Naturally, the EU refused.
As the Guardian's Ian Traynor discussed,
The eurozone and the International Monetary Fund are engaged in a dangerous game of brinkmanship over how to respond to a Greek bailout that is going off the rails.
It is now clear that Athens is highly unlikely to achieve the key IMF benchmark on the rescue of getting its national debt down to a "sustainable" 120% of gross domestic product by 2020.The IMF came to this conclusion when it realized that the impact of adopting austerity in a recession for a country in a currency union resulted in a 3x greater contraction in demand than originally thought.
The word in Brussels, based on assessments from the troika of European commission, European Central Bank and IMF officials scrutinising Greece's compliance with the bailout terms, is that Athens could overshoot the sustainability target by as much as 25% on current trends, begging the question of whether the IMF will remain a party to the rescue. Figures circulating in Brussels estimate Greece's national debt will be between 130-145% of GDP by 2020 on current trends.
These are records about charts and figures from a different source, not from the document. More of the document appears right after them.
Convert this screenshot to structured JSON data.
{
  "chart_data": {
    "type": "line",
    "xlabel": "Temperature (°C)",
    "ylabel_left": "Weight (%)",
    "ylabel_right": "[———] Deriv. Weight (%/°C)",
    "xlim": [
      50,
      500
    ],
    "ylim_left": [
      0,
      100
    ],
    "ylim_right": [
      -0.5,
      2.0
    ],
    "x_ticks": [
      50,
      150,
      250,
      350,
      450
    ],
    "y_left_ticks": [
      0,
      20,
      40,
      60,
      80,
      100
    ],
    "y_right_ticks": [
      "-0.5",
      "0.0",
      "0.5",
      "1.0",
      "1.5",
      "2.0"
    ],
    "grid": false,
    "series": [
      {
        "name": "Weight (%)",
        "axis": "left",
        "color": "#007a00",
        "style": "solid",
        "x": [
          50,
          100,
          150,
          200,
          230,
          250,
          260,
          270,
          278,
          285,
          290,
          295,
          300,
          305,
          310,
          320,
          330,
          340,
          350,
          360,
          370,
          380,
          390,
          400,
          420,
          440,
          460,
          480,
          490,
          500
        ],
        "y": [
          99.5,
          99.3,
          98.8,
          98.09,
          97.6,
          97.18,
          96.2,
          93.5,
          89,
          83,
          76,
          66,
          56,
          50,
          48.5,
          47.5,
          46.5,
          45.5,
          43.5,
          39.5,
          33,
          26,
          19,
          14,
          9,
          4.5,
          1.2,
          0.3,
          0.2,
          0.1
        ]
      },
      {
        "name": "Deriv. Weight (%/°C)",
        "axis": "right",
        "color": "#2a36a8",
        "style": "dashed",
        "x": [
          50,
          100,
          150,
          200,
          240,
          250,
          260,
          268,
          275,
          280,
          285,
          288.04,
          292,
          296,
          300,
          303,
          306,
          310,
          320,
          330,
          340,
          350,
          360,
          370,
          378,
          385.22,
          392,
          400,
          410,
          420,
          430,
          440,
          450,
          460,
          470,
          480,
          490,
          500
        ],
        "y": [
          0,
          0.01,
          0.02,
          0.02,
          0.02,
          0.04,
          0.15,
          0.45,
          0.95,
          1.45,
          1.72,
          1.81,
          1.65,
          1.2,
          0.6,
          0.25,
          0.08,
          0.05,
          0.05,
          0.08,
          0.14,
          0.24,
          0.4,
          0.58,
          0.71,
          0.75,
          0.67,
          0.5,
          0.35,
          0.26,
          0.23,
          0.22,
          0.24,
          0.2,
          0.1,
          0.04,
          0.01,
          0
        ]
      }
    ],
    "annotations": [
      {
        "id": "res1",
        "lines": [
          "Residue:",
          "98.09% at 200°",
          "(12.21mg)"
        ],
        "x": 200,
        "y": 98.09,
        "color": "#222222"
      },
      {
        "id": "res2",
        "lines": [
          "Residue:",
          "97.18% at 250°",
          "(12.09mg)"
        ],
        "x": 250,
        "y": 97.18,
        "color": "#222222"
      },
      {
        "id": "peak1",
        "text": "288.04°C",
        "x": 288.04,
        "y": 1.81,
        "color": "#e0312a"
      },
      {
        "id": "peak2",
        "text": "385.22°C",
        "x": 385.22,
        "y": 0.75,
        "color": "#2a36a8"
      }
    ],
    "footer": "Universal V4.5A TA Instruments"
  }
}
The showdown between the eurozone and the IMF is being described as eyeball-to-eyeball, a shouting match, and a contest to see who will blink first. It is expected to come to a crunch next month.
The IMF is insisting that the eurozone and the ECB resort to a new policy of Official Sector Involvement (OSI), meaning a writedown or writeoff of Greek debt to its official creditors, a move that the ECB and the German government are resisting fiercely....Please remember that had the Swedish Model been adopted at the beginning of the financial crisis, there would be no need for the Official Sector to writedown or writeoff Greek debt. The debt was held by the private sector, with a majority held by the banks.
It is as a result of five years of bailing out the banks that the Official Sector now has a sizable exposure.
This exposure exemplifies the pursuit of the Japanese model for handling a bank solvency led financial crisis which is designed to socialize the losses and privatize the gains.
Greece needs a bailout disbursement of more than €30bn (£24bn) next month, without which it will go bankrupt. It is certain to get the money, it is said in Brussels, since, following chancellor Angela Merkel's fraught visit to Athens this week, no one in the eurozone or in Washington wants to let Greece go bust or exit the common currency....
With a funding gap opening up in the Greek bailout trajectory of up to €30bn, the IMF is said to be arguing that the Europeans should foot the bill by writing down Greece's official debt. Other ideas being mulled over are to "extend" the €130bn bailout (Greece's second) or concoct a third rescue, all deeply unattractive options for Merkel who would need to return to an increasingly recalcitrant parliament in Berlin in an election year.
The row comes as divisions open up in public between the IMF and eurozone leaders over the merits of austerity, after an IMF study released this week found that it had underestimated the impact that fiscal cutbacks have on economic growth.
This study has been rebuffed by some eurozone leaders, with commissioner Olli Rehn arguing that it would be a mistake to change course. "The EU cannot be making swift turns, rather it is a convoy and you have to carefully consider which policy turns are best," he said.The best policy turn is to adopt the Swedish Model with both ultra transparency and the European Stability Mechanism becoming a backstop for each EU country's deposit guarantee.